If it's running fine for you, I'd keep running it and be alert for any other issues. If it begins to run oddly for you, the manner in which it does will be good clues as to the issue.

That's my plan. With mechanical devices, especially older ones with unknown history, Murphy's Law is of primary concern. I will wait until it doesn't work right, so that it demands attention. If I tinker with minor issues, and create even bigger problems in the process, then I'll feel pretty stupid for not just leaving it alone.

The other part of that plan is I bought a used one because I just didn't like the idea of spending $500 on a trimmer that I'd use once a month. But it wasn't because I couldn't afford $500, just that I felt more justified spending $200 considering the intermittent use.

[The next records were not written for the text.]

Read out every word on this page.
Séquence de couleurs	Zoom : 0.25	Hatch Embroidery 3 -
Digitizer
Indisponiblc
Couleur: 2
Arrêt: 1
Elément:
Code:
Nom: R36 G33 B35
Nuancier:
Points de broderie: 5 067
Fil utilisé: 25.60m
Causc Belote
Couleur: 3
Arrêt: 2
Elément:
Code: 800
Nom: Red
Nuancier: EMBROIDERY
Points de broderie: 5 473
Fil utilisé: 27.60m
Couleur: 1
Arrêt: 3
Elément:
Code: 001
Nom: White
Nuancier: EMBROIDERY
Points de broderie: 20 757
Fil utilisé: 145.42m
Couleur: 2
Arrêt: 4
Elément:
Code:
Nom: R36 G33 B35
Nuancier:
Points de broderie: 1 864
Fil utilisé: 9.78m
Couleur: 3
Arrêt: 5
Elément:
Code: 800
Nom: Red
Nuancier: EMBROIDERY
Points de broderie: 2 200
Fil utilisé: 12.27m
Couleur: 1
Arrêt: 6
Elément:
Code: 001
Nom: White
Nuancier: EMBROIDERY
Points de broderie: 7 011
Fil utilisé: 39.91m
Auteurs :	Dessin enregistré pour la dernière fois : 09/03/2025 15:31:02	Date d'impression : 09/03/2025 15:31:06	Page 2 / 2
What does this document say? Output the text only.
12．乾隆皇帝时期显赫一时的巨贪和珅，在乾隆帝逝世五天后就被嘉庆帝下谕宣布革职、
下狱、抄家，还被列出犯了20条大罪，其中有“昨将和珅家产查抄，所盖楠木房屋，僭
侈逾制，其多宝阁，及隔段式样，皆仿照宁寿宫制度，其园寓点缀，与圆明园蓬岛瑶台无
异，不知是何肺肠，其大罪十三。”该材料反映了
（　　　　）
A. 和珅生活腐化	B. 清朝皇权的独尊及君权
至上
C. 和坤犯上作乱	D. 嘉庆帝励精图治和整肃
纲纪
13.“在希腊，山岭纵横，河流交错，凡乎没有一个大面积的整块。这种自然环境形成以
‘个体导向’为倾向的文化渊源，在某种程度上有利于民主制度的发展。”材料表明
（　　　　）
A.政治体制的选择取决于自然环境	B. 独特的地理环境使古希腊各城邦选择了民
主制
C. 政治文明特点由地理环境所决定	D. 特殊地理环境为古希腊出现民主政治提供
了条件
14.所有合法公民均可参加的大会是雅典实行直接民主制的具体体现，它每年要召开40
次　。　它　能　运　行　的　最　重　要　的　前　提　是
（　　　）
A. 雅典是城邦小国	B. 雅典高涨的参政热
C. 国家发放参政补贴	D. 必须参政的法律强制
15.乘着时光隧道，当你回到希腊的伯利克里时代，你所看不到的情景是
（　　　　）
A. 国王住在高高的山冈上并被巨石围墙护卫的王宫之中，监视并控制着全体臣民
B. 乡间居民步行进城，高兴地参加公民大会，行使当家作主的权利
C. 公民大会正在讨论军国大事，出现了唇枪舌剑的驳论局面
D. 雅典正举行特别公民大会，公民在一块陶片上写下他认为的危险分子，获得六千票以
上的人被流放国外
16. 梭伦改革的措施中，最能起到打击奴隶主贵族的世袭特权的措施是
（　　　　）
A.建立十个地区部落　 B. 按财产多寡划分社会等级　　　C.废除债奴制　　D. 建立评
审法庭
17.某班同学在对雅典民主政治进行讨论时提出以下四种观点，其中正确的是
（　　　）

What I'll like even less is owning a used one that eventually costs close to $500 after I get done removing 'warts'.
 
That's my plan. With mechanical devices, especially older ones with unknown history, Murphy's Law is of primary concern. I will wait until it doesn't work right, so that it demands attention. If I tinker with minor issues, and create even bigger problems in the process, then I'll feel pretty stupid for not just leaving it alone.

The other part of that plan is I bought a used one because I just didn't like the idea of spending $500 on a trimmer that I'd use once a month. But it wasn't because I couldn't afford $500, just that I felt more justified spending $200 considering the intermittent use. What I'll like even less is owning a used one that eventually costs close to $500 after I get done removing 'warts'.

Plus all the labor and aggravation you'd put in it.
 
update, problem appears to be solved

bought a carb rebuild kit and that seemed to fix the problem. Starts and idles much better now, and has held setting for a couple of days. I'll keep checking it for a week or two and hopefully it will hold these settings and I can call this done.

thanks to all for the help.
 
which zama series carb do you have on it, my 250 has the self regulating "intelli-carb" and I would like to replace it with a fully adjustable carb.
 
which zama series carb do you have on it, my 250 has the self regulating "intelli-carb" and I would like to replace it with a fully adjustable carb.

Mine had the C1Q-S83, which is one of three different versions I've seen associated with the FS250. (You did notice that I'm talking about an FS250R trimmer, not a MS250 chainsaw, right?)

How old is yours? I took a look at a new one at the local shop and it still had all three adjustment screws, even here in EPA/CARB controlled California.